The passing of time following a significant loss, which could be the death of a cherished one should progressively make the loss acceptable. Such loss engenders feelings of numbness, sadness, pain, and anger in some cases. The intensity of these emotions should normally decrease with the passage of time. In some cases, grief gets worse over time or doesn't get better. Such are cases of complicated grief. If the pain of your loss is constant and severe, and keeps you from moving on with your life, you are definitely suffering from complicated grief. Complicated Grief Disorder (CGD) is one in which a person is significantly and functionally impaired by prolonged grief symptoms for at least a month after six months of bereavement.You practically become imprisoned in a state of intense mourning.
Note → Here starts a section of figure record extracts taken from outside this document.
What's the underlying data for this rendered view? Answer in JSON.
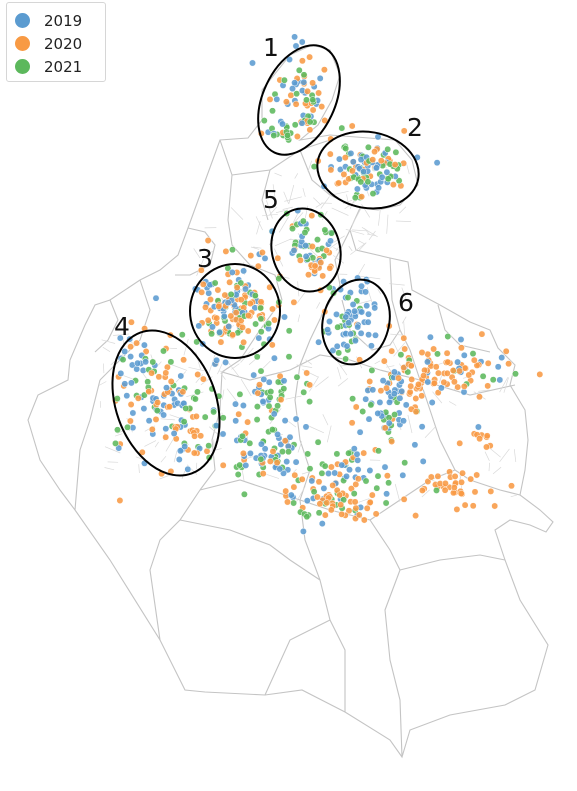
{
  "legend": {
    "items": [
      {
        "label": "2019",
        "color": "#5b9bd0"
      },
      {
        "label": "2020",
        "color": "#f89a44"
      },
      {
        "label": "2021",
        "color": "#5cb85c"
      }
    ]
  },
  "clusters": [
    {
      "label": "1"
    },
    {
      "label": "2"
    },
    {
      "label": "3"
    },
    {
      "label": "4"
    },
    {
      "label": "5"
    },
    {
      "label": "6"
    }
  ],
  "colors": {
    "boundary": "#c4c4c4",
    "ellipse": "#000000",
    "background": "#ffffff"
  }
}
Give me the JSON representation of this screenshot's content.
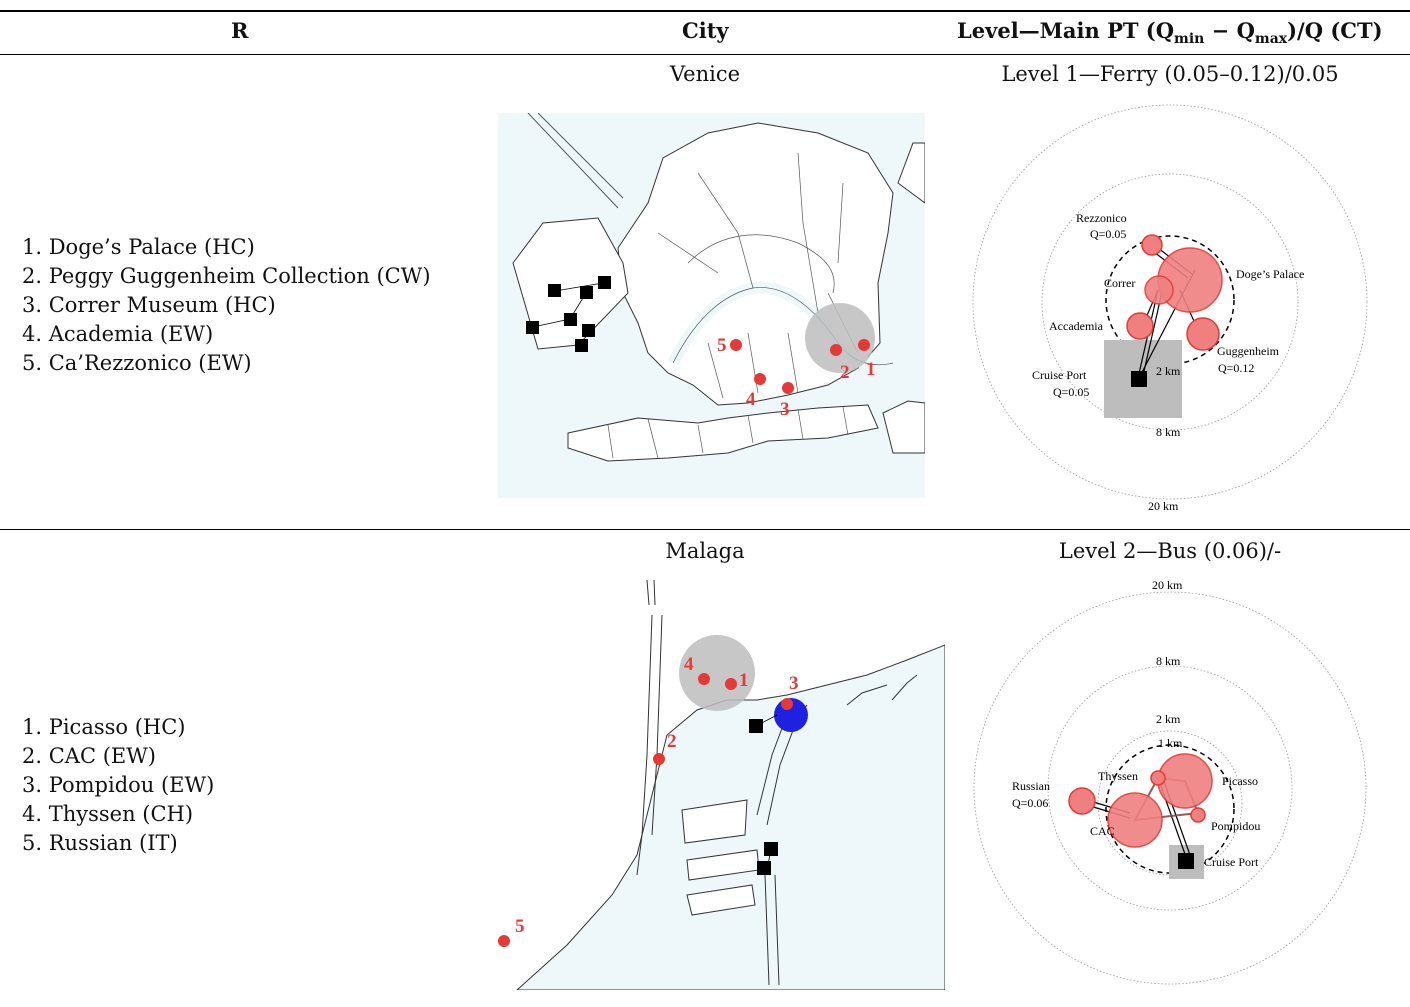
{
  "table": {
    "headers": {
      "r": "R",
      "city": "City",
      "level": {
        "prefix": "Level—Main PT (Q",
        "sub_min": "min",
        "middle": " − Q",
        "sub_max": "max",
        "suffix": ")/Q (CT)"
      }
    },
    "rows": [
      {
        "city": "Venice",
        "level": "Level 1—Ferry (0.05–0.12)/0.05",
        "attractions": [
          "1. Doge’s Palace (HC)",
          "2. Peggy Guggenheim Collection (CW)",
          "3. Correr Museum (HC)",
          "4. Academia (EW)",
          "5. Ca’Rezzonico (EW)"
        ],
        "map_labels": [
          "1",
          "2",
          "3",
          "4",
          "5"
        ],
        "diagram": {
          "rings": [
            "2 km",
            "8 km",
            "20 km"
          ],
          "nodes": {
            "rezzonico": "Rezzonico",
            "rezzonico_q": "Q=0.05",
            "doges": "Doge’s Palace",
            "correr": "Correr",
            "accademia": "Accademia",
            "guggenheim": "Guggenheim",
            "guggenheim_q": "Q=0.12",
            "port": "Cruise Port",
            "port_q": "Q=0.05"
          }
        }
      },
      {
        "city": "Malaga",
        "level": "Level 2—Bus (0.06)/-",
        "attractions": [
          "1. Picasso (HC)",
          "2. CAC (EW)",
          "3. Pompidou (EW)",
          "4. Thyssen (CH)",
          "5. Russian (IT)"
        ],
        "map_labels": [
          "1",
          "2",
          "3",
          "4",
          "5"
        ],
        "diagram": {
          "rings": [
            "20 km",
            "8 km",
            "2 km",
            "1 km"
          ],
          "nodes": {
            "russian": "Russian",
            "russian_q": "Q=0.06",
            "thyssen": "Thyssen",
            "picasso": "Picasso",
            "pompidou": "Pompidou",
            "cac": "CAC",
            "port": "Cruise Port"
          }
        }
      }
    ]
  },
  "colors": {
    "water": "#eef8fb",
    "attraction": "#e53935",
    "attraction_fill": "#f08080",
    "cluster": "#bdbdbd",
    "port": "#000000",
    "pompidou_marker": "#1e22e0"
  }
}
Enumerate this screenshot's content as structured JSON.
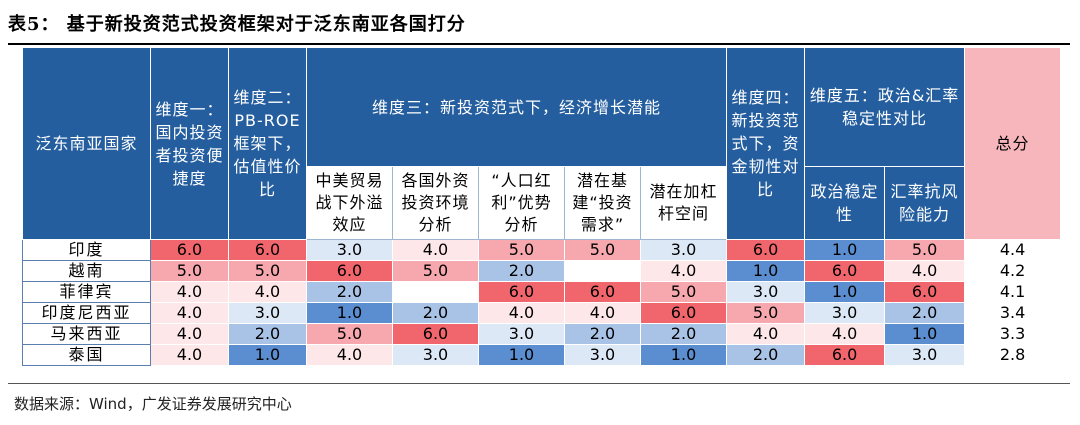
{
  "title": "表5： 基于新投资范式投资框架对于泛东南亚各国打分",
  "source": "数据来源：Wind，广发证券发展研究中心",
  "header": {
    "country": "泛东南亚国家",
    "dim1": "维度一：国内投资者投资便捷度",
    "dim2": "维度二：PB-ROE框架下，估值性价比",
    "dim3": "维度三：新投资范式下，经济增长潜能",
    "dim3_subs": [
      "中美贸易战下外溢效应",
      "各国外资投资环境分析",
      "“人口红利”优势分析",
      "潜在基建“投资需求”",
      "潜在加杠杆空间"
    ],
    "dim4": "维度四：新投资范式下，资金韧性对比",
    "dim5": "维度五：政治&汇率稳定性对比",
    "dim5_subs": [
      "政治稳定性",
      "汇率抗风险能力"
    ],
    "total": "总分"
  },
  "colors": {
    "header_blue": "#245e9f",
    "total_pink": "#f6b6bc",
    "score_1": "#5b8ed0",
    "score_2": "#a9c3e6",
    "score_3": "#dde8f6",
    "score_4": "#fde7e9",
    "score_5": "#f7a8ae",
    "score_6": "#f0666c"
  },
  "rows": [
    {
      "country": "印度",
      "scores": [
        "6.0",
        "6.0",
        "3.0",
        "4.0",
        "5.0",
        "5.0",
        "3.0",
        "6.0",
        "1.0",
        "5.0"
      ],
      "total": "4.4"
    },
    {
      "country": "越南",
      "scores": [
        "5.0",
        "5.0",
        "6.0",
        "5.0",
        "2.0",
        "",
        "4.0",
        "1.0",
        "6.0",
        "4.0"
      ],
      "total": "4.2"
    },
    {
      "country": "菲律宾",
      "scores": [
        "4.0",
        "4.0",
        "2.0",
        "",
        "6.0",
        "6.0",
        "5.0",
        "3.0",
        "1.0",
        "6.0"
      ],
      "total": "4.1"
    },
    {
      "country": "印度尼西亚",
      "scores": [
        "4.0",
        "3.0",
        "1.0",
        "2.0",
        "4.0",
        "4.0",
        "6.0",
        "5.0",
        "3.0",
        "2.0"
      ],
      "total": "3.4"
    },
    {
      "country": "马来西亚",
      "scores": [
        "4.0",
        "2.0",
        "5.0",
        "6.0",
        "3.0",
        "2.0",
        "2.0",
        "4.0",
        "4.0",
        "1.0"
      ],
      "total": "3.3"
    },
    {
      "country": "泰国",
      "scores": [
        "4.0",
        "1.0",
        "4.0",
        "3.0",
        "1.0",
        "3.0",
        "1.0",
        "2.0",
        "6.0",
        "3.0"
      ],
      "total": "2.8"
    }
  ]
}
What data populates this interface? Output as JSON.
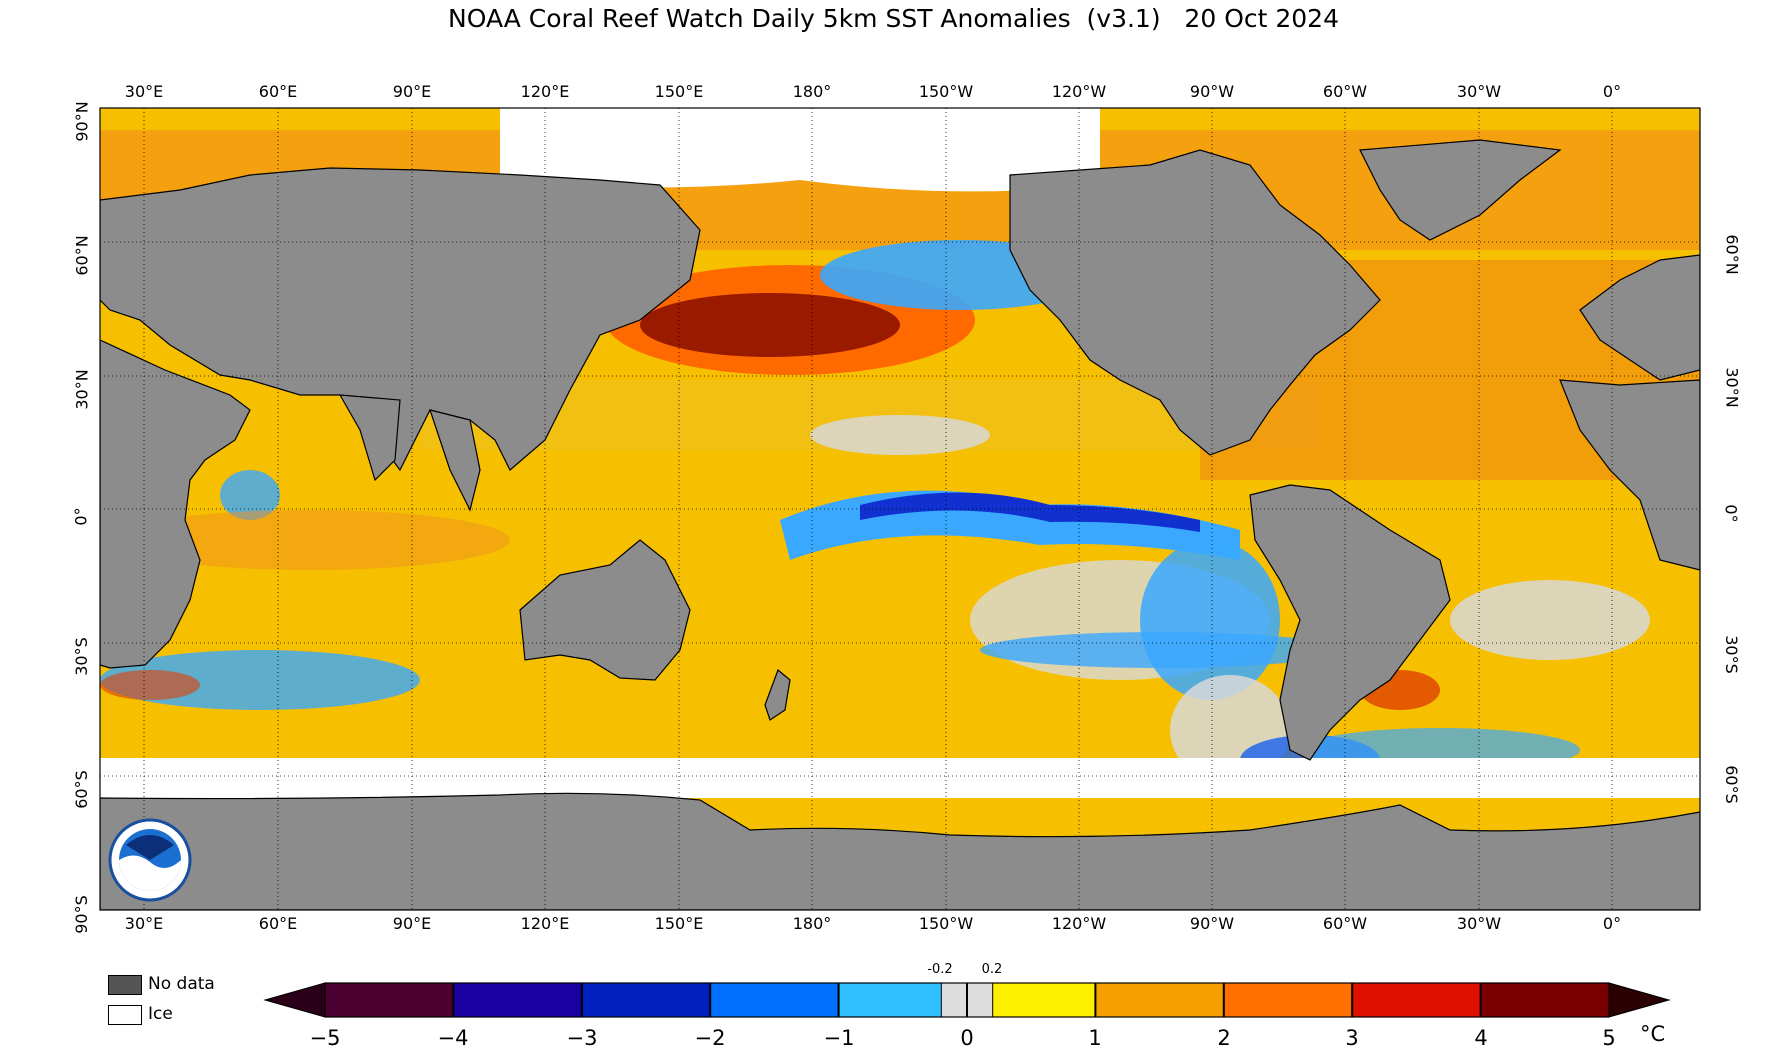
{
  "title": "NOAA Coral Reef Watch Daily 5km SST Anomalies  (v3.1)   20 Oct 2024",
  "longitude_labels": [
    "30°E",
    "60°E",
    "90°E",
    "120°E",
    "150°E",
    "180°",
    "150°W",
    "120°W",
    "90°W",
    "60°W",
    "30°W",
    "0°"
  ],
  "latitude_labels_left": [
    "90°N",
    "60°N",
    "30°N",
    "0°",
    "30°S",
    "60°S",
    "90°S"
  ],
  "latitude_labels_right": [
    "60°N",
    "30°N",
    "0°",
    "30°S",
    "60°S"
  ],
  "legend": {
    "no_data": "No data",
    "ice": "Ice",
    "no_data_color": "#555555",
    "ice_color": "#ffffff"
  },
  "colorbar": {
    "ticks": [
      "−5",
      "−4",
      "−3",
      "−2",
      "−1",
      "0",
      "1",
      "2",
      "3",
      "4",
      "5"
    ],
    "small_ticks": [
      "-0.2",
      "0.2"
    ],
    "unit": "°C",
    "colors": [
      "#4a0030",
      "#1a00a0",
      "#0020c0",
      "#0070ff",
      "#30c0ff",
      "#dddddd",
      "#fff000",
      "#f5a000",
      "#ff7000",
      "#e01000",
      "#7a0000"
    ]
  },
  "map_colors": {
    "land": "#8c8c8c",
    "ice": "#ffffff",
    "warm": "#f7c000",
    "hot": "#ff7a00",
    "very_hot": "#8a1000",
    "cool": "#3aa8ff",
    "cold": "#1030d0",
    "neutral": "#d8d8d8"
  }
}
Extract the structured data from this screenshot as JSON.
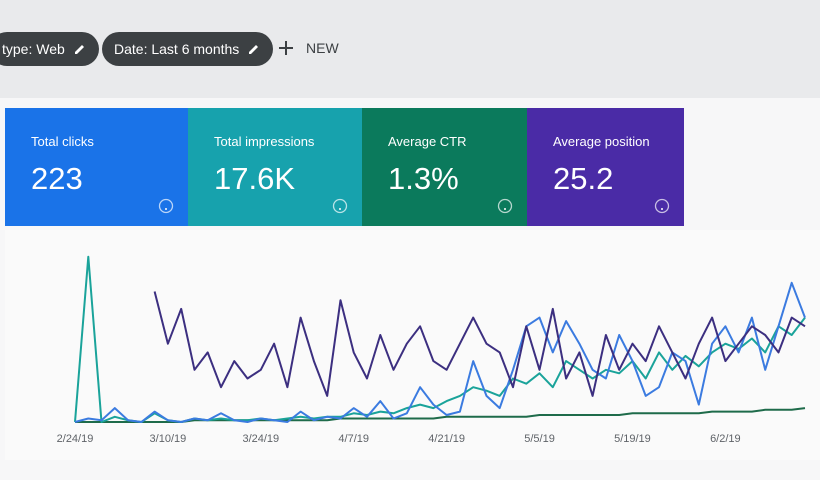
{
  "toolbar": {
    "chips": [
      "type: Web",
      "Date: Last 6 months"
    ],
    "new_button": "NEW"
  },
  "metrics": [
    {
      "label": "Total clicks",
      "value": "223",
      "color": "#1a73e8"
    },
    {
      "label": "Total impressions",
      "value": "17.6K",
      "color": "#17a2ad"
    },
    {
      "label": "Average CTR",
      "value": "1.3%",
      "color": "#0b7a5c"
    },
    {
      "label": "Average position",
      "value": "25.2",
      "color": "#4a2ba6"
    }
  ],
  "chart_data": {
    "type": "line",
    "categories": [
      "2/24/19",
      null,
      null,
      null,
      null,
      null,
      null,
      "3/10/19",
      null,
      null,
      null,
      null,
      null,
      null,
      "3/24/19",
      null,
      null,
      null,
      null,
      null,
      null,
      "4/7/19",
      null,
      null,
      null,
      null,
      null,
      null,
      "4/21/19",
      null,
      null,
      null,
      null,
      null,
      null,
      "5/5/19",
      null,
      null,
      null,
      null,
      null,
      null,
      "5/19/19",
      null,
      null,
      null,
      null,
      null,
      null,
      "6/2/19",
      null,
      null,
      null,
      null,
      null,
      null
    ],
    "ylim": [
      0,
      100
    ],
    "series": [
      {
        "color": "#3c2f80",
        "values": [
          null,
          null,
          null,
          null,
          null,
          null,
          75,
          45,
          65,
          30,
          40,
          20,
          35,
          25,
          30,
          45,
          20,
          60,
          35,
          15,
          70,
          40,
          25,
          50,
          30,
          45,
          55,
          35,
          30,
          45,
          60,
          45,
          40,
          20,
          55,
          30,
          65,
          25,
          40,
          15,
          50,
          30,
          45,
          35,
          55,
          40,
          25,
          45,
          60,
          35,
          45,
          55,
          50,
          40,
          60,
          55
        ]
      },
      {
        "color": "#3b7be0",
        "values": [
          0,
          2,
          1,
          8,
          1,
          0,
          6,
          1,
          0,
          2,
          1,
          5,
          1,
          0,
          2,
          1,
          0,
          6,
          1,
          3,
          2,
          8,
          3,
          12,
          2,
          5,
          20,
          10,
          4,
          6,
          35,
          15,
          8,
          30,
          55,
          60,
          40,
          58,
          45,
          30,
          25,
          50,
          35,
          15,
          20,
          40,
          35,
          10,
          45,
          55,
          40,
          60,
          30,
          55,
          80,
          60
        ]
      },
      {
        "color": "#1aa39a",
        "values": [
          0,
          95,
          0,
          3,
          1,
          0,
          5,
          1,
          0,
          2,
          1,
          2,
          1,
          1,
          2,
          1,
          2,
          3,
          2,
          3,
          3,
          5,
          4,
          6,
          5,
          8,
          10,
          8,
          12,
          15,
          20,
          18,
          15,
          25,
          22,
          28,
          20,
          35,
          30,
          25,
          30,
          28,
          35,
          25,
          40,
          30,
          38,
          32,
          40,
          45,
          42,
          48,
          40,
          55,
          50,
          60
        ]
      },
      {
        "color": "#1e6b4a",
        "values": [
          0,
          0,
          0,
          0,
          0,
          0,
          0,
          0,
          0,
          1,
          1,
          1,
          1,
          1,
          1,
          1,
          1,
          1,
          1,
          1,
          2,
          2,
          2,
          2,
          2,
          2,
          2,
          2,
          3,
          3,
          3,
          3,
          3,
          3,
          3,
          4,
          4,
          4,
          4,
          4,
          4,
          4,
          5,
          5,
          5,
          5,
          5,
          5,
          6,
          6,
          6,
          6,
          7,
          7,
          7,
          8
        ]
      }
    ]
  }
}
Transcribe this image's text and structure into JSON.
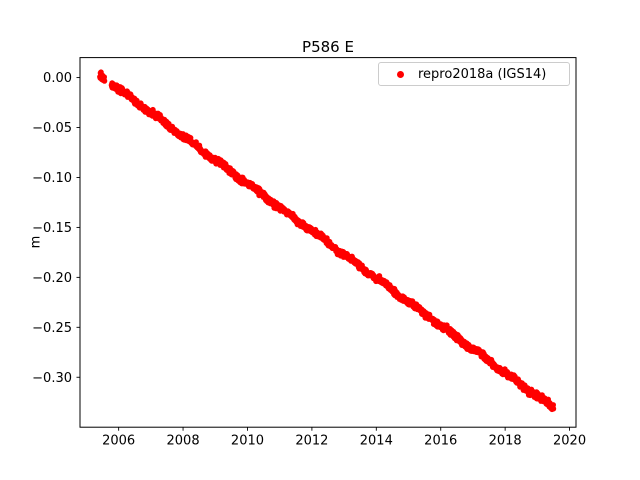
{
  "chart_data": {
    "type": "scatter",
    "title": "P586 E",
    "xlabel": "",
    "ylabel": "m",
    "xlim": [
      2004.8,
      2020.2
    ],
    "ylim": [
      -0.35,
      0.02
    ],
    "grid": false,
    "xticks": [
      2006,
      2008,
      2010,
      2012,
      2014,
      2016,
      2018,
      2020
    ],
    "xtick_labels": [
      "2006",
      "2008",
      "2010",
      "2012",
      "2014",
      "2016",
      "2018",
      "2020"
    ],
    "yticks": [
      0.0,
      -0.05,
      -0.1,
      -0.15,
      -0.2,
      -0.25,
      -0.3
    ],
    "ytick_labels": [
      "0.00",
      "−0.05",
      "−0.10",
      "−0.15",
      "−0.20",
      "−0.25",
      "−0.30"
    ],
    "legend": {
      "position": "upper right",
      "entries": [
        {
          "label": "repro2018a (IGS14)",
          "color": "#ff0000",
          "marker": "dot"
        }
      ]
    },
    "series": {
      "name": "repro2018a (IGS14)",
      "color": "#ff0000",
      "marker_radius_px": 2.8,
      "trend": {
        "x0": 2005.42,
        "y0": 0.002,
        "x1": 2019.5,
        "y1": -0.331
      },
      "segments": [
        [
          2005.42,
          2005.56
        ],
        [
          2005.78,
          2019.5
        ]
      ],
      "points_per_year": 130,
      "noise_m": 0.003,
      "seasonal_amp_m": 0.0012,
      "seed": 42,
      "sampled_points": [
        [
          2005.5,
          0.0
        ],
        [
          2006,
          -0.012
        ],
        [
          2007,
          -0.035
        ],
        [
          2008,
          -0.059
        ],
        [
          2009,
          -0.083
        ],
        [
          2010,
          -0.106
        ],
        [
          2011,
          -0.13
        ],
        [
          2012,
          -0.154
        ],
        [
          2013,
          -0.177
        ],
        [
          2014,
          -0.201
        ],
        [
          2015,
          -0.225
        ],
        [
          2016,
          -0.248
        ],
        [
          2017,
          -0.272
        ],
        [
          2018,
          -0.296
        ],
        [
          2019,
          -0.319
        ],
        [
          2019.5,
          -0.331
        ]
      ]
    },
    "colors": {
      "frame": "#000000",
      "tick_label": "#000000",
      "background": "#ffffff"
    }
  }
}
The main symptoms of complicated grief are:

  • Loss of hope in life, identity, feeling that life holds no purpose or meaning
  • Thinking or imagining that your loved one is alive
  • Difficulty accepting the death of the loved person
  • Total focus on your loved one's death
  • Intense pain and sorrow over your loss
  • Prime focus on reminders of the loved person or extreme avoidance of such reminders
  • Continuously feeling life isn't worth living without the person you lost
  • Continuously wishing you had died with the person you lost
  • Continuous longing and yearning for the deceased
  • Continuous disbelief in the death of the loved one
  • Having trouble carrying out day-to-day routines
  • Feelings of extreme anger or bitterness over your loss
Females and those with histories of important losses are more liable to complicated grief. Such painful and long-lasting grief could also develop as a result of:
  • A child's death
  • The experience of an early pregnancy loss
  • Going through traumatic childhood with experiences such as neglect or abuse
  • Unexpected or violent death such as deaths from accidents, suicide or murder
  • Positive caregiving experience(s) and dependency o the deceased
  • A history of separation anxiety, a past history of depression or post-traumatic stress disorder (PTSD)
Complicated grief is a pertinent and critical condition. If you or anyone close to a deceased person experiences any of the aforementioned symptoms, seek professional mental healthcare. Treatment is necessary given that people with complicated grief are at risk of experiencing worse emotional illness and are at a higher risk of taking their own lives.